La litanie des complications survenues sur cette plateforme gérée par l’Institut national de la propriété industrielle (Inpi) est longue comme un jour sans pain. En plus de la complexification des procédures (demandes réitérées, davantage de justificatifs à fournir…) et d’une hotline saturée, il y a eu de vrais couacs.

Par exemple, la non-réception du numéro Siret, qui empêche l’entrepreneur de débuter son activité, de créer un compte bancaire professionnel… "Si le bail est signé et que le loyer tombe, il faut pouvoir ouvrir le commerce, faire du chiffre d’affaires et payer les salariés. Comment faire si je ne peux pas les déclarer ?", dénonce Cécile de Saint-Michel, présidente du Conseil national de l’ordre des experts-comptables (CNOEC).

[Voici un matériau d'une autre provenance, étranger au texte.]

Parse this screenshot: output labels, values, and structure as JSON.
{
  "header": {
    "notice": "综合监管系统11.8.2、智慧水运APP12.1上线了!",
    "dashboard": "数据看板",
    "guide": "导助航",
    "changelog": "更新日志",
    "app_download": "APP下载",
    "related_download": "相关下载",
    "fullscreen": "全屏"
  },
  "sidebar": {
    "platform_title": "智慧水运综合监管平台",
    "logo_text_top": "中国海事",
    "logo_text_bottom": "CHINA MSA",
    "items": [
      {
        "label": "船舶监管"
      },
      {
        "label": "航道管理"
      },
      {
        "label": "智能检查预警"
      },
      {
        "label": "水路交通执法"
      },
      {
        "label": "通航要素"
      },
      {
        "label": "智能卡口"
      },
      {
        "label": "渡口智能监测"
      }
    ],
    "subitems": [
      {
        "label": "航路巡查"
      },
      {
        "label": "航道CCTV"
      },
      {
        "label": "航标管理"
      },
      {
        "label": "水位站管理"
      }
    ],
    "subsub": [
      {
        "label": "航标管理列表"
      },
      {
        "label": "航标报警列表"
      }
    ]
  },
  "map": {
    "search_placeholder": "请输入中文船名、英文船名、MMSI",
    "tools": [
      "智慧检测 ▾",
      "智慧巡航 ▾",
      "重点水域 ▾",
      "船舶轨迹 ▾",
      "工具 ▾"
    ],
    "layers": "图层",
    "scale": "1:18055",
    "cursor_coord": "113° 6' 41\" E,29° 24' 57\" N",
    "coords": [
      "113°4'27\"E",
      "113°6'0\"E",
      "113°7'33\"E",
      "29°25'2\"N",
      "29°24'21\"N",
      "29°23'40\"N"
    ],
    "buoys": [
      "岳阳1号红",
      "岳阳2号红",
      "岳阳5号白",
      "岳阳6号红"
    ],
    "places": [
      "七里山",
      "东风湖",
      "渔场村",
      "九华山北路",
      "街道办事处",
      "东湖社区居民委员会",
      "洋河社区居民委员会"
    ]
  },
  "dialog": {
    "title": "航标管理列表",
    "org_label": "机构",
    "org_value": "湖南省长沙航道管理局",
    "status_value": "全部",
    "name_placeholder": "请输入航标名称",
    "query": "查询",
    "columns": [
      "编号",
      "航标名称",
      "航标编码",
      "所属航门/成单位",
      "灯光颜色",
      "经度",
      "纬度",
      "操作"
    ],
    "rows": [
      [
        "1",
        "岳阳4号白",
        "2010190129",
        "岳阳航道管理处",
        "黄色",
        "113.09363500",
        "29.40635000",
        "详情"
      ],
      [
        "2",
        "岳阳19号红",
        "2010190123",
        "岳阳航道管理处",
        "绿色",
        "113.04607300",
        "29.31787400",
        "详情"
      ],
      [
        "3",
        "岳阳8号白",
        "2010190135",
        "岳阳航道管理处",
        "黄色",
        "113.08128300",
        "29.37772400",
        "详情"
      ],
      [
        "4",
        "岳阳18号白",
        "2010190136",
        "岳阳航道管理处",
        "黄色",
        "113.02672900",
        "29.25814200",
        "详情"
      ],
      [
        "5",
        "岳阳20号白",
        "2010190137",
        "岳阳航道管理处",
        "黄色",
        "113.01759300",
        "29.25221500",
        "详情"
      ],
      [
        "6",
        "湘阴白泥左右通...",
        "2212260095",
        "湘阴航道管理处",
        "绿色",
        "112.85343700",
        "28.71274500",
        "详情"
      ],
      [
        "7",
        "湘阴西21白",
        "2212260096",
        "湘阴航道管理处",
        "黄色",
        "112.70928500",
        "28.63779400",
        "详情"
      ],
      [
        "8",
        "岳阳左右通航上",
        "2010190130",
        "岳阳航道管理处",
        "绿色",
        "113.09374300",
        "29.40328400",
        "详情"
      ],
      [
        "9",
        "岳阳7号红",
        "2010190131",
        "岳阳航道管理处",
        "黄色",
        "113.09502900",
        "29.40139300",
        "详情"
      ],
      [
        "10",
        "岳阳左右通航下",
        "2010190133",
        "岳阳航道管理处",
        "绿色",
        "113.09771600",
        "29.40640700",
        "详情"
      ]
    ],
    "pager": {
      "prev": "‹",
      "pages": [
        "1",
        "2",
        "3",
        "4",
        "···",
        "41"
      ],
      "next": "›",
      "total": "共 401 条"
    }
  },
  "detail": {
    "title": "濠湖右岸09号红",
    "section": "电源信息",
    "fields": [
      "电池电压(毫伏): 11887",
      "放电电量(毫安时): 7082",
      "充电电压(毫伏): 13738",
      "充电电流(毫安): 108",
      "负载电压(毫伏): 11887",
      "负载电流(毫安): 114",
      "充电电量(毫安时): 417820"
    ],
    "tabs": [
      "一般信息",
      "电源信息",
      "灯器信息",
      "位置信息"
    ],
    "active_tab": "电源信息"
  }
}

Elle insiste de plus sur la "quasi-impossibilité de créer une entreprise quand le guichet unique a été mis en place, faisant ainsi courir un risque à l’activité économique". Qu’en est-il aujourd’hui ?

Des soins palliatifs

Nous sommes actuellement (enquête réalisée fin mars, NDLR) dans une période de transition qui peut se résumer ainsi : un guichet unique dorénavant opérationnel pour les créations d’entreprise ; un site guichet entreprises qui a été rouvert pour résoudre les problèmes et qui envoie les demandes aux différents centres de formalités.

La bascule vers le guichet unique se fait ainsi progressivement : "Les cessations d’activité y sont possibles depuis le 20 mars et, pour les modifications, ce sera au cours du mois d’avril", affirme Bercy.

En parallèle, la voie papier a été temporairement autorisée pour certaines formalités et le portail d’Infogreffe a repris du service le 20 février pour les entreprises inscrites au registre du commerce et des sociétés (modifications et cessations).

Selon Bercy, "au 1er juillet, le guichet unique sera l’unique point d’entrée pour l’ensemble des formalités."

Le ministère de l’Économie fait d’ailleurs amende honorable. "Le guichet entreprises – qui constituait une solution transitoire – a été moins robuste que nous l’avions anticipé, le cumul avec le guichet unique a créé beaucoup de dysfonctionnements." Il se veut aussi – plus ou moins – rassurant. "S’il y a de nouvelles difficultés, nous saurons prendre les mesures qui s’imposent…"

Néanmoins, trop d’entrepreneurs restent encore en souffrance, malgré les solutions trouvées. "Le
dépôt des comptes annuels auprès du greffe du tribunal de commerce est une obligation vitale pour les sociétés. À ce jour, cela prend 4 à 6 fois plus de temps. Le danger qui guette nos entreprises est l’absence d’information des tiers sur le dépôt des comptes annuels, qui entraînera l’impossibilité d’obtenir des financements ; les relations avec les clients et fournisseurs s’en trouveront également affectées, illustre Cécile de Saint-Michel. En même temps, des comptes disparaissent, ce qui est intolérable."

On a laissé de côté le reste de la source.